Apple was the vendor that really caused USB to take off...8 or 9 years ago.
And let's lump Intel in there with protected memory.
Avoid Missing Ball for High Score
"Don't [let] the door hit you on the way out" - IBM
Nah, IBM was more, "What? You're leaving? Oh. Um... Weren't we supposed to be selling CPU chips to you? I mean, the leftovers after we had filled our important customer's orders? I swear we could remember saying we'd promised you nice fast chips... They're almost ready! "
Apparently I am blind:x
The Macbook pro w/ 2.16ghz Duo ran a photoshop script in 1:10
The Acer Duo w/ 2.0ghz Duo ran a photoshop script in 1:11
The Mac Duo laptop with a 8% higher clocked CPU ran a benchmark 1.4% faster than the Acer Duo.
If anything, this looks bad for the Mac Duo.
Why is it seeing such a tiny improvement when it is 160mhz faster?
Apple was the vendor that really caused USB to take off...8 or 9 years ago.
WTF are you talking about? Mac touted firewire as the hot swap connector of choice, they only introduced USB reluctantly after computer hardware makers said collectively "FUCK YOU APPLE, WERE ONLY MAKING PERIPHERALS IN USB".
Then and only then did Macs come with USB, long after it was standard PC issue.
To this day it's hard to find any use for firewire aside from external storage and DV transfers.
I completely agree.
Photoshop used to be a great benchmark, because computers used to be sllllooowwwwww. Remember when Photoshop power users could drop a few thousand on a fancy DSP card for their Mac? In fact a couple of Macs (the Centris 660Av and the Quadra 810AV ca. 1992 or so) came equipped with a 25/33 MHz DSP on-board to handle certain realtime stuff, like softmodem. Adobe didn't waste any time supporting this DSP to accelerate Photoshop, with a pretty sizable improvement. The point is, people used to waste so much time waiting for Photoshop, that anything, absolutely anything, that could improve its performance was a godsend.

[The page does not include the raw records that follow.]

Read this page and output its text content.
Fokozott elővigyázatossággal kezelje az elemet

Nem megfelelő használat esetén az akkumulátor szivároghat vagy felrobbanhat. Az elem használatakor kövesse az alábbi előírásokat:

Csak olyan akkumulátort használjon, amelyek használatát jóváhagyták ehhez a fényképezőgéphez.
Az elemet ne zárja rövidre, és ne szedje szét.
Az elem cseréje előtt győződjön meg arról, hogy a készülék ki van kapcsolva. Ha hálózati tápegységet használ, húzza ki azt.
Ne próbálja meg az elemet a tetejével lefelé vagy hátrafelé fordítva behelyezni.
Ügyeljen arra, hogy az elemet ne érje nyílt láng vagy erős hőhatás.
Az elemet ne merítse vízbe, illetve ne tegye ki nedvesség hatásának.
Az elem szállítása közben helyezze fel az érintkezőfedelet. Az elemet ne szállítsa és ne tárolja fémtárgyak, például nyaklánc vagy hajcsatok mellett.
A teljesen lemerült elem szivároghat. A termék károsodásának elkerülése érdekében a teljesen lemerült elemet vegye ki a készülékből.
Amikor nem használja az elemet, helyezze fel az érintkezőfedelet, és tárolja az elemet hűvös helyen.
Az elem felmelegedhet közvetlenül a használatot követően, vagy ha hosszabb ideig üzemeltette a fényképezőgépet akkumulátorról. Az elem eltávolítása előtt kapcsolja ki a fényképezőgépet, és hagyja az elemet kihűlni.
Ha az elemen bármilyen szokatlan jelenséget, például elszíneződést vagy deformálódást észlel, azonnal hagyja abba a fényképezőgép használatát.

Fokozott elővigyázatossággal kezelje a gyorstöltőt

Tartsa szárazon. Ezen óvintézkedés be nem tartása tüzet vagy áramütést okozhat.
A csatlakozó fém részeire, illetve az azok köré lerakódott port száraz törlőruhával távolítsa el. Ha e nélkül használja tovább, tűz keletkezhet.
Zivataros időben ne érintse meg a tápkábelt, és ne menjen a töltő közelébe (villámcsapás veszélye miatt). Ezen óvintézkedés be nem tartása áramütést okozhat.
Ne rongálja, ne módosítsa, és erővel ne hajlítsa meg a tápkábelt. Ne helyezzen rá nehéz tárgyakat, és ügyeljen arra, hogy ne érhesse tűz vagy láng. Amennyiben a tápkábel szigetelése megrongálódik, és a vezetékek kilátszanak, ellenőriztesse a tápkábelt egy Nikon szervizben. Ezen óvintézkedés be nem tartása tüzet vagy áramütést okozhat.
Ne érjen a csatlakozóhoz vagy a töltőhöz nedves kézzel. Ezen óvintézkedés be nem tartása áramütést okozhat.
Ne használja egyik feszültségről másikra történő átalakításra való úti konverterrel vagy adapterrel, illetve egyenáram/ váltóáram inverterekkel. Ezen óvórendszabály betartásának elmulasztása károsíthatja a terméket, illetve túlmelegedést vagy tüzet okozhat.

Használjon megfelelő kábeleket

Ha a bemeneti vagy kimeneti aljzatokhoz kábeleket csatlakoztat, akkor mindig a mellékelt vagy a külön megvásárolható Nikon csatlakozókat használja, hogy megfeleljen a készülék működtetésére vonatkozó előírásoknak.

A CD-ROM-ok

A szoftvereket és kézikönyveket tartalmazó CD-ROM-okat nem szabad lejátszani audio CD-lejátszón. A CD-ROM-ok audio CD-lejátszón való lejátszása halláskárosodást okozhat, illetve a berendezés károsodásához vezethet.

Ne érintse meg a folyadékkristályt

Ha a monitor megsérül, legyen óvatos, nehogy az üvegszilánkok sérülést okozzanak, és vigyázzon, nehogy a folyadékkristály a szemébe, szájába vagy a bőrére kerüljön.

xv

These days, modern CPUs are real powerhouses. I have an older Mac (Dual 866 MHz G4, 1 GB RAM), and I have never cursed at it while waiting for it to complete a PS operation. I have never had to wait. Today, any CPU is pretty much fast enough for PS work... It's the RAM you have to worry about. The instant PS starts hitting the disk during an operation, you might as well have a P100 in there.